Wednesday 16 September 2020

Movie Review: Easy Living (1949)

A sports drama, Easy Living is a grim story about the thin line between glamour and obscurity on and off the field.

Pete Wilson (Victor Mature) is the star quarterback of the Chiefs professional football team. Marketed as "King Football", he is the league's MVP and the face of the franchise. Pete is married to the ambitious Liza (Lizabeth Scott), who wants to capitalize on her status to launch an interior design business. She cozies up to wealthy businessman Howard Vollmer (Art Baker) as a potential client.
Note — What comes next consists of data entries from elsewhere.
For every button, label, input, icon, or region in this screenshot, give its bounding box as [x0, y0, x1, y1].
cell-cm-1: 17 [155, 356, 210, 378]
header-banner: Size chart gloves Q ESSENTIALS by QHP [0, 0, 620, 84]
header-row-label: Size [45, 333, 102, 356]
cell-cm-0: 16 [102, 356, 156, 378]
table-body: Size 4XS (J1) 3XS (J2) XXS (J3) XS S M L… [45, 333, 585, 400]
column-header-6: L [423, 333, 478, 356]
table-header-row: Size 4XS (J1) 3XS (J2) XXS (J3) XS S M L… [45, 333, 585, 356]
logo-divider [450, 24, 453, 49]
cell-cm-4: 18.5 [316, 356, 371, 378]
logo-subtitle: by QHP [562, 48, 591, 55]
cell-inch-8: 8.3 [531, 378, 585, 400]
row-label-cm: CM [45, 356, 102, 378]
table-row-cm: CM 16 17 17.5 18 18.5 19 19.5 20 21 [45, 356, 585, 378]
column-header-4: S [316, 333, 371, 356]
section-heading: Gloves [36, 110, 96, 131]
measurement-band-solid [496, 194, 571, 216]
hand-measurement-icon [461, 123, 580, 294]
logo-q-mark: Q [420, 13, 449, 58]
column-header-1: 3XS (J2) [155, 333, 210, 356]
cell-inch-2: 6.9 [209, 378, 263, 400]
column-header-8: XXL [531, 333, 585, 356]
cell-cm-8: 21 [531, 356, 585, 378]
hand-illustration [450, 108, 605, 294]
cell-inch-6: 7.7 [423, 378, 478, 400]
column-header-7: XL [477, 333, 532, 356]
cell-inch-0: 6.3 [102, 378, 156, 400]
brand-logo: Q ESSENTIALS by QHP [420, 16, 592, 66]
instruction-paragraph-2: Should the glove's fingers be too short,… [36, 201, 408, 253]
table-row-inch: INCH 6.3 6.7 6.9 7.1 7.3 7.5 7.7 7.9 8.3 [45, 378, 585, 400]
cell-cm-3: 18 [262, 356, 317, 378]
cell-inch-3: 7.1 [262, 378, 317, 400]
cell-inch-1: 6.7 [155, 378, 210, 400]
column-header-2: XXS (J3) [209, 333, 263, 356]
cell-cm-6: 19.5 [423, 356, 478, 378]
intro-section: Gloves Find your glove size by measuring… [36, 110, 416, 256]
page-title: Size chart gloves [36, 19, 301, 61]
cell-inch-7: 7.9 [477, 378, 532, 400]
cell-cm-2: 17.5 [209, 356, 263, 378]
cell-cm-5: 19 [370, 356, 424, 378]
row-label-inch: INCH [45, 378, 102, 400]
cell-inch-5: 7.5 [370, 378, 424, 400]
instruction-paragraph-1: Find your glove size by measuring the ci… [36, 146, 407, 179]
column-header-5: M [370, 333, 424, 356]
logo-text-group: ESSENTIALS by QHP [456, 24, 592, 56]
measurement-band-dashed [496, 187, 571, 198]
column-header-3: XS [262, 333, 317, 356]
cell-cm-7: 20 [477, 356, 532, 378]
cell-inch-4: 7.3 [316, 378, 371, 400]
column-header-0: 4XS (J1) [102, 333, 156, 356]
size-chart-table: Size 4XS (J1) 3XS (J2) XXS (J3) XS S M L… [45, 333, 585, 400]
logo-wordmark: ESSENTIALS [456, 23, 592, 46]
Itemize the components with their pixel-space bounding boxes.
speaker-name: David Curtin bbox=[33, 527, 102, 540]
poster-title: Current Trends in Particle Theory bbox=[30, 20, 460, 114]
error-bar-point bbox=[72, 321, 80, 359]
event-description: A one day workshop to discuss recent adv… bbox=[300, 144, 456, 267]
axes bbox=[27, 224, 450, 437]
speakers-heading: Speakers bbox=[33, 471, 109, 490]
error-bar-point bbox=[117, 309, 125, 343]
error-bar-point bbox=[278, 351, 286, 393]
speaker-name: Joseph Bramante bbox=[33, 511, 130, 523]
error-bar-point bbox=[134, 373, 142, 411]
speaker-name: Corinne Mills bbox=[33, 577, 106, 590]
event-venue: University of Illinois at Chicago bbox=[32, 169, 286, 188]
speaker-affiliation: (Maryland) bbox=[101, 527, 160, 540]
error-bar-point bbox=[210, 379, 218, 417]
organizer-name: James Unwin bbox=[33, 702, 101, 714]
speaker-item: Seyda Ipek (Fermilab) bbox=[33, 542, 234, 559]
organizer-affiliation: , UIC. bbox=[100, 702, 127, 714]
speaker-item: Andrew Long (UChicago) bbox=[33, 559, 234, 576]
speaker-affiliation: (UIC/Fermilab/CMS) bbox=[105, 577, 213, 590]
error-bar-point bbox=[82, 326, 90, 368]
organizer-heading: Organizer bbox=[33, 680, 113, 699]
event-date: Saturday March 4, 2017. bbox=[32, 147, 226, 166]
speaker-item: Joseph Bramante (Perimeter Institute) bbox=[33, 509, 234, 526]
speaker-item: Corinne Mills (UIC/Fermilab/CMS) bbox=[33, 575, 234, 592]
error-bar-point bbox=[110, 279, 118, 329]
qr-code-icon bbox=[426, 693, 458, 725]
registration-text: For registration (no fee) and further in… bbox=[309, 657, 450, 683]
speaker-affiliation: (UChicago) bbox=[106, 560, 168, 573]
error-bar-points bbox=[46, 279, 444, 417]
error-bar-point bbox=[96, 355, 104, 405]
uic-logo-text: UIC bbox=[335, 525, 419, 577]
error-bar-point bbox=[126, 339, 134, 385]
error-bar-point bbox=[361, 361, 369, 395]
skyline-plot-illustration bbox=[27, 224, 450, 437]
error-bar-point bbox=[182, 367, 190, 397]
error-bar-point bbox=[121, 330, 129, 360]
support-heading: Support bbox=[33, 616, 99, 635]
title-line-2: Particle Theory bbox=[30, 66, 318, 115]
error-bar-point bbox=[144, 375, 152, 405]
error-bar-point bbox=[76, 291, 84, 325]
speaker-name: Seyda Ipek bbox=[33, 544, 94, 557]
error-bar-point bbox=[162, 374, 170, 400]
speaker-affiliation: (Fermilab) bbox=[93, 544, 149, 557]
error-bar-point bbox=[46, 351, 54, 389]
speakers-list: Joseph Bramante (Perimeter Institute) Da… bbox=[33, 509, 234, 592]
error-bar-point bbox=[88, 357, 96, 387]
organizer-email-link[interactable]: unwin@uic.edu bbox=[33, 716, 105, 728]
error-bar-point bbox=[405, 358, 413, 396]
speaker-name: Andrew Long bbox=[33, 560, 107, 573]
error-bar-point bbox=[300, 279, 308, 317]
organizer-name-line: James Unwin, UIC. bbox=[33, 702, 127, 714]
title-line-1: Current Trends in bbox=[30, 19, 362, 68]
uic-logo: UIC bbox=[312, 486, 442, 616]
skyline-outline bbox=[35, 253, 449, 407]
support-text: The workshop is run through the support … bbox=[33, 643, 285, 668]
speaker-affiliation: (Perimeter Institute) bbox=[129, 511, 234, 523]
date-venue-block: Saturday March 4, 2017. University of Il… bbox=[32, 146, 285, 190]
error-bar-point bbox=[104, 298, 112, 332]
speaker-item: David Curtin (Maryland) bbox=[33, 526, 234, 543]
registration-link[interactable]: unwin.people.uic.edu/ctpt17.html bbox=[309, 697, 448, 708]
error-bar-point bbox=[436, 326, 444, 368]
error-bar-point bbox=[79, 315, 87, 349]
After feeling unwell, Pete is privately diagnosed with a heart condition. Fearful this could spell the end of his career, he keeps his ailment a secret from both Liza and the team's ruthless owner Lenahan (Lloyd Nolan). Meanwhile Lenahan's secretary and widowed daughter-in-law Anne (Lucille Ball) harbours a secret crush on Pete. After being passed-up for a coaching role and with his on-field performances in decline, Pete is confronted with the real possibility of losing everything.

One of the earliest movies set in the world of professional football, Easy Living features a complex, multi-faceted narrative. A relatively low-budget production from RKO Pictures clocking in at just 77 minutes, the adaptation of Irwin Shaw's Education Of The Heart overachieves with a story about the lure of social status, the fragile careers of elite athletes, and the difficult trade-offs between health and glory.

Easy Living offers a rare peek into the early era of high-stakes professional sports. Train and bus rides for the players, finances dominating decisions, slipshod medical oversight, and repeated assertions this is a bushiness like any other, players pumped into stars or dumped onto the scrapheap as best befits the bottom line. As a star attraction Pete thrives in this milieu; Liza is much less interested, preferring to spend her evenings at posh parties schmoozing with the literati.

Director Jacques Tourneur, working from Charles Schnee's compact script, packs in people and incidents around the central couple. The film buzzes with secondary characters, including Pete's best friend and teammate Tim (Sonny Tufts) and his grounded wife Penny (Miss Jeff Donnell), as well as reporters, marketing agents, coaches, old timers, and a whole ecosystem of social climbers gathered around affluent sleazeball Vollmer. 

Most poignant is the subplot featuring Holloran (Gordon Jones), an aging lineman now past his best-by date and about to be unceremoniously dumped by the team, providing Pete with an unwanted preview of his potential fate. Meanwhile, up-and-coming model Billy Duane (June Bright) decorates Liza's glitzy social circle, but she too will wave an unexpected caution flag. 

The intertwined threads of risk and ambition reside at the heart of the film, Pete and Liza mostly in love with the idea of who they are but unable to imagine what their union means if the fundamentals change. Pete is an on-field icon but off the field he is unsure how to handle failing health and a showcase marriage. Liza is undoubtedly heartless in her exploitation of only one acceptable image of Pete, but her ambition is conjoined with villainy, her pursuit of Vollmer the personification of greed's outer limits. 

While Liza earns any pot-holes created by her single-purposed exploitive agenda, her arc ends with exceptionally crude treatment. Despite that foul, Easy Living scores an unlikely touchdown.